Investors appear to have regained faith in the U.S. economy if the steady improvement in stock prices is any indicator of market sentiment. The S&P 500 has shown a good 6% improvement this year and, across many sectors, investors have been steadily buying into stocks of various kinds. The inertia in the markets and the risk averseness seem to have worn off as many of the high return- high risk stocks show good following alongside the ‘sure winner’ ones like Coke.
In fact, economists point out that high risk stocks are being favored increasingly by investors who would have earlier stuck to ‘safe’ ones in the utilities and telecom basket. This ‘safe’ basket, has, quite surprisingly, kept a low profile when compared with the market performance of the relatively risky stocks. The investment trend is clearly not conservative at this point with investors vying with each other for stocks like Netflix that keep inching upwards almost every day.
Technology, energy and materials are some other sectors that are popular with investors. The earlier focus on housing and finance seems to have given way to this new trend. Considering where housing prices are still stagnating post recession, the market has good reason to leave this sector well alone. However, shift or no shift, experts say that the trend clearly shows a return of faith by investors in the economy.
Growth is the key factor when it comes to today’s investor, experts conclude from the statistics. While stable stocks still retain their loyal followers, new ones that promise quick growth, are fast picking up momentum too.
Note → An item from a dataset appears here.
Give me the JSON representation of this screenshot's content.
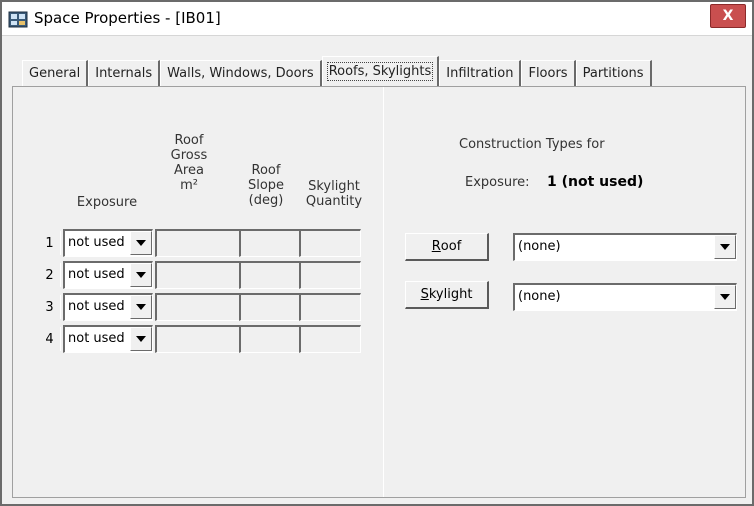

While this shows that spending is clearly on a roll now there is some doubt as to how long this trend will continue.
One reason for this pro-market trend is that investors now realize that many companies have cut back debt dramatically and have substantial cash reserves to spend on expansion and improvement activities. Before these activities happen, the investors want to move in to get a slice of the larger pie that will soon be available to them. Analysts support this investor view and advise that the time is right to buy into stocks that have a bright future.
They believe that conservative investors who are just waiting for the economy to contract post the rally are simply losing an excellent opportunity to make some good investments. The fact that the political turmoil in Egypt has not made a dent in the U.S. markets can be perceived as evidence of the strong investor faith here, experts say.